MOE Key Laboratory of Bioinformatics; Bioinformatics Division and Center for Synthetic & Systems Biology, TNLIST; Department of Automation, Tsinghua University, Beijing 100084, China.
Department of Electrical Engineering, Stanford University, Stanford, CA 94305, USA.
Bioinformatics. 2018 Mar 1;34(5):732-738. doi: 10.1093/bioinformatics/btx679.
A majority of known genetic variants associated with human-inherited diseases lie in non-coding regions that lack adequate interpretation, making it indispensable to systematically discover functional sites at the whole genome level and precisely decipher their implications in a comprehensive manner. Although computational approaches have been complementing high-throughput biological experiments towards the annotation of the human genome, it still remains a big challenge to accurately annotate regulatory elements in the context of a specific cell type via automatic learning of the DNA sequence code from large-scale sequencing data. Indeed, the development of an accurate and interpretable model to learn the DNA sequence signature and further enable the identification of causative genetic variants has become essential in both genomic and genetic studies.
We proposed Deopen, a hybrid framework mainly based on a deep convolutional neural network, to automatically learn the regulatory code of DNA sequences and predict chromatin accessibility. In a series of comparison with existing methods, we show the superior performance of our model in not only the classification of accessible regions against background sequences sampled at random, but also the regression of DNase-seq signals. Besides, we further visualize the convolutional kernels and show the match of identified sequence signatures and known motifs. We finally demonstrate the sensitivity of our model in finding causative noncoding variants in the analysis of a breast cancer dataset. We expect to see wide applications of Deopen with either public or in-house chromatin accessibility data in the annotation of the human genome and the identification of non-coding variants associated with diseases.

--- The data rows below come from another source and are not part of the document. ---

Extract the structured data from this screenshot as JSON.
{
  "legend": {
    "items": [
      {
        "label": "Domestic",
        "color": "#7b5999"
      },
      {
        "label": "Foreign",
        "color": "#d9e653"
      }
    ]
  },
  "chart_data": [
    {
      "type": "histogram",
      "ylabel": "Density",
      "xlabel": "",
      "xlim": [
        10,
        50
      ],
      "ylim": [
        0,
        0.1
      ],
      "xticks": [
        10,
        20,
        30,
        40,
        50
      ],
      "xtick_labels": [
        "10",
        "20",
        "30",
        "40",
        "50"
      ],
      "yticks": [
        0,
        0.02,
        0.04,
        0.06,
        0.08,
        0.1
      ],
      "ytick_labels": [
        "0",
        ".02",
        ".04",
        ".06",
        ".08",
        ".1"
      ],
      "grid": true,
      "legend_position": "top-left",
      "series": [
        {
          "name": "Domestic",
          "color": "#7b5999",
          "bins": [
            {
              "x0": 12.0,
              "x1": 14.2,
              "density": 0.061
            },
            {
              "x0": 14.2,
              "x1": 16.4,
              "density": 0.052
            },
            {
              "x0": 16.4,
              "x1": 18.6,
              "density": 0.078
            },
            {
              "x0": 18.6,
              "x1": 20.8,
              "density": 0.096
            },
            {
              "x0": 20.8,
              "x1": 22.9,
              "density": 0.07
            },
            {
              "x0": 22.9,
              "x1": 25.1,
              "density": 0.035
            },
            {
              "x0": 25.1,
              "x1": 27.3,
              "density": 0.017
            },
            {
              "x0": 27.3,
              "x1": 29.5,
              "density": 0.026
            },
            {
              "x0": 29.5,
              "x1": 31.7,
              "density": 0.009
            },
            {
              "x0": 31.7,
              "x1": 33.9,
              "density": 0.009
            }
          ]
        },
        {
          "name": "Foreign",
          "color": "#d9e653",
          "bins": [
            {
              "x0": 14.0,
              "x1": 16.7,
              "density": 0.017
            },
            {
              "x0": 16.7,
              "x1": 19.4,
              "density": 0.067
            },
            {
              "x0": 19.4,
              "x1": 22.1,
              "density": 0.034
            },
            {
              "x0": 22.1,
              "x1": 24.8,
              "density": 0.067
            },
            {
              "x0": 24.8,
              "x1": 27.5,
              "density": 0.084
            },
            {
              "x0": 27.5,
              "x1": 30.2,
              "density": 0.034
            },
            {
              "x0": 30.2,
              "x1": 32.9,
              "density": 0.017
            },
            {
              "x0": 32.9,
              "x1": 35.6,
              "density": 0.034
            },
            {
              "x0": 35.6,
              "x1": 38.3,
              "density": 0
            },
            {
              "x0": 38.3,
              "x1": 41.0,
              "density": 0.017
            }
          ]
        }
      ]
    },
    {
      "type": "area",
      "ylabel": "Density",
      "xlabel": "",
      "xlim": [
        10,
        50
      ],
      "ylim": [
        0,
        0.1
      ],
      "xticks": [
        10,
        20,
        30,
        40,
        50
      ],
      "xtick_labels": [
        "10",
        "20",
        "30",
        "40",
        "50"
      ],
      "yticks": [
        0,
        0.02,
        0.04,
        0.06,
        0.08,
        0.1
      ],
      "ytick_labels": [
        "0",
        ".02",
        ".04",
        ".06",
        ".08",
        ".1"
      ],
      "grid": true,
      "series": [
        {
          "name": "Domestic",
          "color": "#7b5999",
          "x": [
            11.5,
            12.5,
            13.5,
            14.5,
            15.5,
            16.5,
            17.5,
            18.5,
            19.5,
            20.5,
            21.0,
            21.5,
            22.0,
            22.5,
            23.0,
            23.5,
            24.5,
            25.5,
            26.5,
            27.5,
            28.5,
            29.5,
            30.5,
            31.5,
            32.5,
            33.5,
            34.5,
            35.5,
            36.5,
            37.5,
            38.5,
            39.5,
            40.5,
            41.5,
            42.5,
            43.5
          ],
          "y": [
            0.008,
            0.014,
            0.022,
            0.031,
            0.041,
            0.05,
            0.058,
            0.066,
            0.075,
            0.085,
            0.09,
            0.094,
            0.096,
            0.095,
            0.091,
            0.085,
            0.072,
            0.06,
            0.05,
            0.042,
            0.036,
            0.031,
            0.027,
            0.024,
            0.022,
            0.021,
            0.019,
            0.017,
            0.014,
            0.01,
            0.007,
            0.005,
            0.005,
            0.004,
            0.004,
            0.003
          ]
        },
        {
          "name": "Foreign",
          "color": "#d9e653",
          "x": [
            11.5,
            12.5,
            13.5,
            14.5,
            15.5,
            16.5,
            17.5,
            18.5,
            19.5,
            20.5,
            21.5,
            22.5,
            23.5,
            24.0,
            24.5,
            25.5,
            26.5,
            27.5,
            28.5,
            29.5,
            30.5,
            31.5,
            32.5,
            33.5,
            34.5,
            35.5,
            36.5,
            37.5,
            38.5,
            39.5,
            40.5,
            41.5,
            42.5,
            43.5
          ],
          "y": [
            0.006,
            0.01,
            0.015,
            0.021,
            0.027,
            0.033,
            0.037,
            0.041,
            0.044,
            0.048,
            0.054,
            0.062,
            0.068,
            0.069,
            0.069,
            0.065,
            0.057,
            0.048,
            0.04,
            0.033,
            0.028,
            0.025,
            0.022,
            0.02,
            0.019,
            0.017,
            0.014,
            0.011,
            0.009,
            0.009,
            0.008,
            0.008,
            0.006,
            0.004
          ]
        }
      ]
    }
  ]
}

Deopen is freely available at https://github.com/kimmo1019/Deopen.
Supplementary data are available at Bioinformatics online.

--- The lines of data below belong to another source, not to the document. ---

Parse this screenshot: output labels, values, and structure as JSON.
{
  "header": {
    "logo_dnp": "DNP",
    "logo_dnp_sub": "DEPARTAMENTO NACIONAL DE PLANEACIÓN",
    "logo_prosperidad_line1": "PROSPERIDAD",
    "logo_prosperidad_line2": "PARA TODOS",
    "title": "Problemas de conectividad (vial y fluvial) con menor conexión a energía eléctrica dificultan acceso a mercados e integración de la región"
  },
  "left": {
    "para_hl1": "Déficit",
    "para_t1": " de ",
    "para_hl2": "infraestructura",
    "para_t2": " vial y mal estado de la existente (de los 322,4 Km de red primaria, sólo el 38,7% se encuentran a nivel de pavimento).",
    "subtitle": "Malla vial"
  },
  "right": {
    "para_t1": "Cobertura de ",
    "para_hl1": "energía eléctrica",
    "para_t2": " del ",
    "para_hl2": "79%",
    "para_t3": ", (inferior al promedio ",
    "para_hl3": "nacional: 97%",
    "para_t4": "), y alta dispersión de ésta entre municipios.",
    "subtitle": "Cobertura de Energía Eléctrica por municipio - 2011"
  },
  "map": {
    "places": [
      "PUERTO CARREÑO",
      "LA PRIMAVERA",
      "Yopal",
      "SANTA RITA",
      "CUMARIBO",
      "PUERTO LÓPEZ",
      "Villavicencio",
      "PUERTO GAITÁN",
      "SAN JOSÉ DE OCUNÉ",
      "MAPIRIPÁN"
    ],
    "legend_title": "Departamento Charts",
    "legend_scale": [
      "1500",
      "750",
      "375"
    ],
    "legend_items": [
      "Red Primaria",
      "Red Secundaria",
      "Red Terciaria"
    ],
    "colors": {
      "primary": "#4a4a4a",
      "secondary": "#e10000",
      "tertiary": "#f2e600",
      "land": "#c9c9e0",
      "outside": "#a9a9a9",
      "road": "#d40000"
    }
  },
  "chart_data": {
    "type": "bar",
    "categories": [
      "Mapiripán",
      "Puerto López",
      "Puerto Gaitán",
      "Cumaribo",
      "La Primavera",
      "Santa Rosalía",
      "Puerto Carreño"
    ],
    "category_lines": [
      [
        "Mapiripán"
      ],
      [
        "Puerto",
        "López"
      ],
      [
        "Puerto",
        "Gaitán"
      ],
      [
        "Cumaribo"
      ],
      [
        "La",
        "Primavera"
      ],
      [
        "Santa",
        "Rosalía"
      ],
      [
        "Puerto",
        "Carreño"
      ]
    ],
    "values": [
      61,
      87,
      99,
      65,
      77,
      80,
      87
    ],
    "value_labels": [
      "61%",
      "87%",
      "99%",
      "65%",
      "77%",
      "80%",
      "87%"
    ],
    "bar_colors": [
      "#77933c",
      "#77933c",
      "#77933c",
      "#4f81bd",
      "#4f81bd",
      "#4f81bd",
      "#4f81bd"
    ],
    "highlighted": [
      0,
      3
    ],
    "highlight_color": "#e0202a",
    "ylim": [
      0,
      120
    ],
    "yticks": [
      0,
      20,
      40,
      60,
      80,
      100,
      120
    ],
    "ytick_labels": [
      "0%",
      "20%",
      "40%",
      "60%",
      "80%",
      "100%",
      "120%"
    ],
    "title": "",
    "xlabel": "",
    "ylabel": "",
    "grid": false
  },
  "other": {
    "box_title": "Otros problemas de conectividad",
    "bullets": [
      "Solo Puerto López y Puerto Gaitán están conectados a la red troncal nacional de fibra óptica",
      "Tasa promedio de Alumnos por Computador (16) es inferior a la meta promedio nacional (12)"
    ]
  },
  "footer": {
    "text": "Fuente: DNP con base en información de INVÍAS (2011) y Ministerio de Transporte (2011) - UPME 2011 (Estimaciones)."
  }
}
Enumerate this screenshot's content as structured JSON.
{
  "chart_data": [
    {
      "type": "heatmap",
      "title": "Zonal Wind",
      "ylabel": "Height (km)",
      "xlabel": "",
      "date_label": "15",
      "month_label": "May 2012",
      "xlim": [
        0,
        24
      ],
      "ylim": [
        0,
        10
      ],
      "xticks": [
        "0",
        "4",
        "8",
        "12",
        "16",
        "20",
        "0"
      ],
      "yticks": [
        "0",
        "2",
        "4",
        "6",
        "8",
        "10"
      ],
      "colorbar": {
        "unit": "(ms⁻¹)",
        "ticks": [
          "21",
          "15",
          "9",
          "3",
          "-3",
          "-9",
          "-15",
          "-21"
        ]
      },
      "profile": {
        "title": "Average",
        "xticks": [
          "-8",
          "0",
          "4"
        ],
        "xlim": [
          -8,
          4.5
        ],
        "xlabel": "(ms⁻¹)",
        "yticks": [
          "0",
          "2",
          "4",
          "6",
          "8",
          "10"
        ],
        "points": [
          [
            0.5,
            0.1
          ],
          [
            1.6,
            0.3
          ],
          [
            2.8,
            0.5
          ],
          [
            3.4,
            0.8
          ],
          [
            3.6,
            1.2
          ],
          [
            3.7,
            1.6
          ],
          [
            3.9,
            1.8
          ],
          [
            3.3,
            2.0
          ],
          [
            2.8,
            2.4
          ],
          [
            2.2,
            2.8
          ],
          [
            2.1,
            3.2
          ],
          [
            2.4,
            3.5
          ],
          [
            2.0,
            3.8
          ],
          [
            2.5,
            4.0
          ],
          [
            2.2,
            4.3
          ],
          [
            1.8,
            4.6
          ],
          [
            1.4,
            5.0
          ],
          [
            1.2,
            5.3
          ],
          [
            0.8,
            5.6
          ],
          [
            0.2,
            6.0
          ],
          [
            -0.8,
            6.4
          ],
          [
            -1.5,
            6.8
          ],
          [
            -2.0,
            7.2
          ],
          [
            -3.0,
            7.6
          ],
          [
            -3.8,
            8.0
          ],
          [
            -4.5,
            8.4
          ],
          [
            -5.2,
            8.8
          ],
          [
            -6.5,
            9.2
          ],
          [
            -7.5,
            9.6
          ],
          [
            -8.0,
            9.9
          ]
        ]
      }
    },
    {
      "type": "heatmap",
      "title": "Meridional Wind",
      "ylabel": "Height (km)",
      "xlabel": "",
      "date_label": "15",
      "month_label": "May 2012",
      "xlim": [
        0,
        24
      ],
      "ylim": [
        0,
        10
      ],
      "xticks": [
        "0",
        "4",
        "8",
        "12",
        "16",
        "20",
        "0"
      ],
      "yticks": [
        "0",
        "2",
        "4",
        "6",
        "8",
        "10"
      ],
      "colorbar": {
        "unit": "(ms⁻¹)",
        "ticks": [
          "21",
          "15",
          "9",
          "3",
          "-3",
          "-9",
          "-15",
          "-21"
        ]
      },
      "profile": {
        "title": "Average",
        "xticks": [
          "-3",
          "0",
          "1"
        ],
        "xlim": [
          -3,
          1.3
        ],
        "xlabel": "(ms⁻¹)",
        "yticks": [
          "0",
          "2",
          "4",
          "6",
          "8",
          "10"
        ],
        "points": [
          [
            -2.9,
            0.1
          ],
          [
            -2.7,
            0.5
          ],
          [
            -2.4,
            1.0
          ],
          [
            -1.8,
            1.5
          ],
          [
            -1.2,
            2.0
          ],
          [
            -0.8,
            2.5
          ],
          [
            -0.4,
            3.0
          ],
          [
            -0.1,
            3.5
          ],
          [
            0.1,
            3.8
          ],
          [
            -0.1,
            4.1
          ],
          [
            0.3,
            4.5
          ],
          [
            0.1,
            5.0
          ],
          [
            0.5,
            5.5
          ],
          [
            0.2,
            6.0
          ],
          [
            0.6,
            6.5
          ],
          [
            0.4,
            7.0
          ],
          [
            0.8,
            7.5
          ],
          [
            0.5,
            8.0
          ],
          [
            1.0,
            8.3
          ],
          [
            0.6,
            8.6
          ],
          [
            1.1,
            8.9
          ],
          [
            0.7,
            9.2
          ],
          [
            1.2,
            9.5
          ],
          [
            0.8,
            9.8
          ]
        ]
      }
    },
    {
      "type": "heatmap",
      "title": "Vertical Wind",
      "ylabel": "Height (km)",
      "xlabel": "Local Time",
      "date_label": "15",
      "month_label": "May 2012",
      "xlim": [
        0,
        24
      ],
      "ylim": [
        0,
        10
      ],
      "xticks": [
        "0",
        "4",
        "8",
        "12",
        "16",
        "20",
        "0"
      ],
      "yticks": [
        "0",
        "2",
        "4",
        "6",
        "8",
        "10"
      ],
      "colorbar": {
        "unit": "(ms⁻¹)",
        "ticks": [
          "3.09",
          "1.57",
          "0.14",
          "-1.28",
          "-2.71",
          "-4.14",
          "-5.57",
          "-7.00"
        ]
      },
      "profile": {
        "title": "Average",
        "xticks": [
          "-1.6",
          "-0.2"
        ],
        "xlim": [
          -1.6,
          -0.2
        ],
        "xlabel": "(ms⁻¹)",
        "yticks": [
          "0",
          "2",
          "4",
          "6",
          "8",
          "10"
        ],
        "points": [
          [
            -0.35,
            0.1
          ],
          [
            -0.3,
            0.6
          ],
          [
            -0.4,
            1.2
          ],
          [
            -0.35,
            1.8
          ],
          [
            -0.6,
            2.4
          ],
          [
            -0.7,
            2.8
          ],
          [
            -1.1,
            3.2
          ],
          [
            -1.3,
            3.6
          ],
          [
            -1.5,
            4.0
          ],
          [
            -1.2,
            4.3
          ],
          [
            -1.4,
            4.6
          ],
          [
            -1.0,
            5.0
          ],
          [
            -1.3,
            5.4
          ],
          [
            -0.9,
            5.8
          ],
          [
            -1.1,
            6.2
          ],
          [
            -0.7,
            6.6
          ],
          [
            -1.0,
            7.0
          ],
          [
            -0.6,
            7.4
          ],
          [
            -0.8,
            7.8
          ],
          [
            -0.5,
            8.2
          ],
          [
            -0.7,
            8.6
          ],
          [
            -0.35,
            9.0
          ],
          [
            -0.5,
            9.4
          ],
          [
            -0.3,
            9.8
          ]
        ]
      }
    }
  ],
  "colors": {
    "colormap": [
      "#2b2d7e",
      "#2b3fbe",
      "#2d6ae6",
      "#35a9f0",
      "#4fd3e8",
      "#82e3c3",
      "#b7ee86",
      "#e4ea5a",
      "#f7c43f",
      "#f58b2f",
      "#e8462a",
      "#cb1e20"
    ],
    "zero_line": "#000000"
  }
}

大多数与人类遗传性疾病相关的已知遗传变异都位于非编码区域,这些区域缺乏充分的解释,因此系统地在全基因组水平上发现功能位点,并全面准确地破译它们的含义是必不可少的。尽管计算方法一直在补充高通量生物实验,以注释人类基因组,但通过从大规模测序数据中自动学习 DNA 序列代码来准确注释特定细胞类型中的调控元件仍然是一个巨大的挑战。事实上,开发一个准确且可解释的模型来学习 DNA 序列特征,并进一步实现对致病遗传变异的识别,在基因组和遗传学研究中都变得至关重要。
我们提出了 Deopen,这是一个主要基于深度卷积神经网络的混合框架,用于自动学习 DNA 序列的调控代码并预测染色质可及性。在与现有方法的一系列比较中,我们不仅展示了我们的模型在区分可及区域与随机采样的背景序列的分类任务中的优越性能,还展示了其在 DNase-seq 信号回归任务中的优越性能。此外,我们进一步可视化了卷积核,并展示了识别出的序列特征与已知基序的匹配。我们最后通过在乳腺癌数据集的分析中展示了我们的模型在发现致病非编码变异方面的敏感性,证明了我们模型的有效性。我们期望看到 Deopen 在注释人类基因组和识别与疾病相关的非编码变异方面,无论是在公共还是内部染色质可及性数据上都得到广泛应用。
Deopen 可在 https://github.com/kimmo1019/Deopen 上免费获取。
补充数据可在 Bioinformatics 在线获取。